Nos últimos dias ganhou espaço no noticiário brasileiro a controvérsia envolvendo a titularidade do Ministro da Economia Paulo Guedes sobre empresa off-shore sediada nas Ilhas Virgens Britânicas, famoso paraíso fiscal, após o vazamento de documentos sigilosos no chamado “Pandora Papers”.

O ministro, inclusive, foi convocado pelo Congresso na última quarta-feira (06/10) a dar explicações sobre a manutenção da empresa, constituída em 2014 e que detém patrimônio atual de aproximadamente US$ 9,5 milhões. Em que pese haja possível conflito de interesse entre o cargo ocupado no governo federal e a manutenção de ativos no exterior pelo ministro, o tema trouxe à tona novamente a discussão sobre a licitude e benefícios de tal estratégia.

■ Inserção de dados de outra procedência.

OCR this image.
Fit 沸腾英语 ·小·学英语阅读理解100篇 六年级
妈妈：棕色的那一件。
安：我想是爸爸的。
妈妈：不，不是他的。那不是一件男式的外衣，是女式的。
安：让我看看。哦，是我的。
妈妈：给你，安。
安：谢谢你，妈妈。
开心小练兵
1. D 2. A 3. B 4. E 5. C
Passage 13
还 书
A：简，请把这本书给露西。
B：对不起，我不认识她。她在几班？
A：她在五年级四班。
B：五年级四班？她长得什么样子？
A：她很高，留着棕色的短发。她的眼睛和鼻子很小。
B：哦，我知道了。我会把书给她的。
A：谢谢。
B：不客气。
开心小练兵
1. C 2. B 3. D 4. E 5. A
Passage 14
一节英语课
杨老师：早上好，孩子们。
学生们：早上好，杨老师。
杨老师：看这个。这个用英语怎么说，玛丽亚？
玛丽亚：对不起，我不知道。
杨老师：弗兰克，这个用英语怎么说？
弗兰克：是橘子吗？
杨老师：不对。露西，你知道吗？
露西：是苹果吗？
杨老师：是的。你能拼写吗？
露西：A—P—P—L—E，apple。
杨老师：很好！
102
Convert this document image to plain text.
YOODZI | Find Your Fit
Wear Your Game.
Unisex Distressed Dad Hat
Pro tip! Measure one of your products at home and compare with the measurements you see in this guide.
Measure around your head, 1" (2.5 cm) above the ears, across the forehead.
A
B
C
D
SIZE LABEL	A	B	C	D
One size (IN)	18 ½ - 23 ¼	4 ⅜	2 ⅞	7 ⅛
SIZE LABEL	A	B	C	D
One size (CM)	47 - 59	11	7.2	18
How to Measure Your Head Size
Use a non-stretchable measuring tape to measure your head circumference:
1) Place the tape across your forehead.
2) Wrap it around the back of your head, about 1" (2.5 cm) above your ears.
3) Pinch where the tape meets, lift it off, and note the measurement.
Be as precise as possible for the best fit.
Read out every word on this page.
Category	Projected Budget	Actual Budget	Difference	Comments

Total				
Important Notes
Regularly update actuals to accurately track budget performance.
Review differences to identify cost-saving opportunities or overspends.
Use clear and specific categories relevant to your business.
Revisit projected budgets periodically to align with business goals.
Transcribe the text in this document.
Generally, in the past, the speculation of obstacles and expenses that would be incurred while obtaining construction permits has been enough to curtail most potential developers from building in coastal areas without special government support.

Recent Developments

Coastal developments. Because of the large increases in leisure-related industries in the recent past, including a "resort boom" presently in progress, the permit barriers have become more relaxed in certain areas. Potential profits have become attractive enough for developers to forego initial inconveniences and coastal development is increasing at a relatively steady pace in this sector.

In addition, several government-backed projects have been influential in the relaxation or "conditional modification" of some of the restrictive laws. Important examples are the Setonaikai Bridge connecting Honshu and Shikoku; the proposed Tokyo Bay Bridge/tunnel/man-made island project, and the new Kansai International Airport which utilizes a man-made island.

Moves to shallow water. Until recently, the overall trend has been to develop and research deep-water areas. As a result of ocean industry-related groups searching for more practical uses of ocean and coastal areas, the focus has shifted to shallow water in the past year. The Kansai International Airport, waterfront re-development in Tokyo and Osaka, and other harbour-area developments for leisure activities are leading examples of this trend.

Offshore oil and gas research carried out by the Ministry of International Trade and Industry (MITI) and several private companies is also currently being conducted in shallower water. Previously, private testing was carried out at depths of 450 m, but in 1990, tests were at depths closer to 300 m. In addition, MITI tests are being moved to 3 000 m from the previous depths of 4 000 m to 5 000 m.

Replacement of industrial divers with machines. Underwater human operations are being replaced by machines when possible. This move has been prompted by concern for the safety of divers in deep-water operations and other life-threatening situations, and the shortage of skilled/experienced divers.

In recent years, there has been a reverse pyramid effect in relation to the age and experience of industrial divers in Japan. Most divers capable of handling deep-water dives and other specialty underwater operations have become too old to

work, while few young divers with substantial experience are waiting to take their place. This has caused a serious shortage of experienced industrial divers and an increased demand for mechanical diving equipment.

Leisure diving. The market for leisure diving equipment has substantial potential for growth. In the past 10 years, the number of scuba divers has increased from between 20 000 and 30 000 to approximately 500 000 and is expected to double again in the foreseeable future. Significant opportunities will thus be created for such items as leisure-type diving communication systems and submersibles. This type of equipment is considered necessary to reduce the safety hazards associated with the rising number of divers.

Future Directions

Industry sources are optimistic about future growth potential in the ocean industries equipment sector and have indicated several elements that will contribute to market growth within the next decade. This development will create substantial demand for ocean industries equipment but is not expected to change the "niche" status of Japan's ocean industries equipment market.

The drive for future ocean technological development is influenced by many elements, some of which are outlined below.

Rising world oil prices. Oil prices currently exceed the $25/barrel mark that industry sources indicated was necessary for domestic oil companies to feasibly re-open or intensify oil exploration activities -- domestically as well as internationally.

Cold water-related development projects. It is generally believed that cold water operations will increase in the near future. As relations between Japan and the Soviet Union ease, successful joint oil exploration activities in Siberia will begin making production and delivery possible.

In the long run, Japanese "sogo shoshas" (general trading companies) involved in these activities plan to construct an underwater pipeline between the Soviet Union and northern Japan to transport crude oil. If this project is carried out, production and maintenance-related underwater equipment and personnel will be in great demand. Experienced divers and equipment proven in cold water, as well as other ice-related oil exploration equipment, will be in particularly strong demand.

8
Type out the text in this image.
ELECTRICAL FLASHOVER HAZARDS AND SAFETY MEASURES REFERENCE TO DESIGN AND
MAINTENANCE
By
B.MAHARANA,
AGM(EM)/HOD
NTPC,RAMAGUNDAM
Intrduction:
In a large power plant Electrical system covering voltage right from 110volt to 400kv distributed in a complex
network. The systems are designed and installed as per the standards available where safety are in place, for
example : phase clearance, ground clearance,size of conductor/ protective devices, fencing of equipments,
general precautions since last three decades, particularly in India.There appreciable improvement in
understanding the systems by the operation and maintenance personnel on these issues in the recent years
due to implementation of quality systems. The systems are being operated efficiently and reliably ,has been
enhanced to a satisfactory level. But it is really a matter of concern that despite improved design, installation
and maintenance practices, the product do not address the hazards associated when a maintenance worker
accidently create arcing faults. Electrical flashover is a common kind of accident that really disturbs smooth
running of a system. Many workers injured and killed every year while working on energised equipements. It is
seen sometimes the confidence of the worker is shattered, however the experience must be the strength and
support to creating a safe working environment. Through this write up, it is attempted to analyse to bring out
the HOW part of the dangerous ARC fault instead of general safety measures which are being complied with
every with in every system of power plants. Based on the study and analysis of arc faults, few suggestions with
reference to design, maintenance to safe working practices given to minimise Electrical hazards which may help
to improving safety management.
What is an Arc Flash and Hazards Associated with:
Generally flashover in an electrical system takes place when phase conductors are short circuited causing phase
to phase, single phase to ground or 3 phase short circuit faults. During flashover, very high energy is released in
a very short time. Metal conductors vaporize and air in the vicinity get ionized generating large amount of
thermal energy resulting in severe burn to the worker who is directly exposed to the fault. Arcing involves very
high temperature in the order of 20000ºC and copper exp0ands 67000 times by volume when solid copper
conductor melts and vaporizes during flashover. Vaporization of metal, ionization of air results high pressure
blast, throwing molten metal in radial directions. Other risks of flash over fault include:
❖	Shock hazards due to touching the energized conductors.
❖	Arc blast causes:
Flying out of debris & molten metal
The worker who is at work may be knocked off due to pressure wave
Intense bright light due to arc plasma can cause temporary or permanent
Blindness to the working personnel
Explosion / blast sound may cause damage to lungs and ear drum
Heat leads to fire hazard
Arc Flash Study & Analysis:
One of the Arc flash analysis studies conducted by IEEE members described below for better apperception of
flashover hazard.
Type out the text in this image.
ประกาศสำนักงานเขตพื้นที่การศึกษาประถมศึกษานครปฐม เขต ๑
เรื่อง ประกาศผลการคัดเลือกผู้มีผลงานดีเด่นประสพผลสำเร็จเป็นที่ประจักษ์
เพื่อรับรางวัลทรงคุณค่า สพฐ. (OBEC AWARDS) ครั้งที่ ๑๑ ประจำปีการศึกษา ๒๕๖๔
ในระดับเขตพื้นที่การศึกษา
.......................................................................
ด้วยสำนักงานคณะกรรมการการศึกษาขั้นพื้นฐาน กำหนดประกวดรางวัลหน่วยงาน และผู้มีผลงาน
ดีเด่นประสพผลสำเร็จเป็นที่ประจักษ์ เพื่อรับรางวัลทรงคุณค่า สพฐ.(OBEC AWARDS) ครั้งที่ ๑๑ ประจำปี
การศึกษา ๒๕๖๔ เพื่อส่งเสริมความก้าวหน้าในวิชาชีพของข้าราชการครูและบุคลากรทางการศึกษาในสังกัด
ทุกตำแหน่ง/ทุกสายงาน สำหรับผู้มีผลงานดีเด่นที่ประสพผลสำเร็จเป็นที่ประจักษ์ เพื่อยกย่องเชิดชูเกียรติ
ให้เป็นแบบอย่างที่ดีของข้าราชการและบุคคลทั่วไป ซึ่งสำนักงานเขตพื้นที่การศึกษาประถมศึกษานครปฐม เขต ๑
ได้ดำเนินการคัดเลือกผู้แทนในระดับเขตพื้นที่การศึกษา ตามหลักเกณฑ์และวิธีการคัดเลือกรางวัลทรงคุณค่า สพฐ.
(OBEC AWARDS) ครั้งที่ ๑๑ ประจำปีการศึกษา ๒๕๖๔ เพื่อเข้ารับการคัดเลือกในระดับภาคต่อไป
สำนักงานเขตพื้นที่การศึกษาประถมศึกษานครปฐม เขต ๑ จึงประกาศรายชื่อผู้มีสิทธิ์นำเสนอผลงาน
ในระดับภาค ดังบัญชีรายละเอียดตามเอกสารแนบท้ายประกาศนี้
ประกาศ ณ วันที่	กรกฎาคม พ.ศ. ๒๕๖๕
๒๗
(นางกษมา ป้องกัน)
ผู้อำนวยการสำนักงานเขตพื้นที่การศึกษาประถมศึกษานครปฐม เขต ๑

Afinal, o que é uma empresa off-shore e quais as vantagens de se criar tal estrutura societária? Tal operação é legal ou estamos diante de conduta criminosa?

Uma empresa off-shore, em suma, é aquela que está localizada em país distinto da origem de seus recursos e da nacionalidade de seus sócios. É comum que estas empresas sejam constituídas em países com tributação favorecida (abaixo de 20% sobre o lucro) ou nula, os chamados “paraísos fiscais”, tendo em vista a otimização fiscal que a manutenção de recursos nesses países proporciona (tributação apenas na retirada de recursos da empresa).

Ademais, a abertura de empresa off-shore também gera outros benefícios como a diversificação de investimentos e a conservação de recursos em moeda forte e mais estável que o real, o que propicia proteção patrimonial e cambial ao seu titular.

A título de curiosidade, somente de variação cambial o ministro Paulo Guedes obteve um ganho de mais de 107% na conversão para o real dos valores mantidos por meio da empresa, uma vez que a cotação do dólar em 2014 (R$ 2,6562, em 31/12/2014) era menor do que a metade da cotação atual (R$ 5,5140, em 07/10/2021), ou seja, tal planejamento se revelou uma boa estratégia para reserva de valor de parte de patrimônio do ministro frente a desvalorização da nossa moeda.

Há também a possibilidade de implementação de planejamento sucessório, tendo em vista que este tipo societário permite a inclusão de membros da família do titular como “joint tennants”, ou seja, em eventual morte do sócio automaticamente as quotas da empresa off-shore são transferidas aos demais familiares, sem a necessidade de inclusão dos bens em inventário no Brasil, que é um processo caro e moroso em nosso país.

Por fim, vale esclarecer que a manutenção de recursos via empresa off-shore é perfeitamente lícita quando declarada à Receita Federal, por meio da Declaração de Imposto de Renda, e ao Banco Central, a este apenas nos casos de manutenção de valores acima de US$ 1 milhão, através da Declaração de Capitais Brasileiros no Exterior (DCBE).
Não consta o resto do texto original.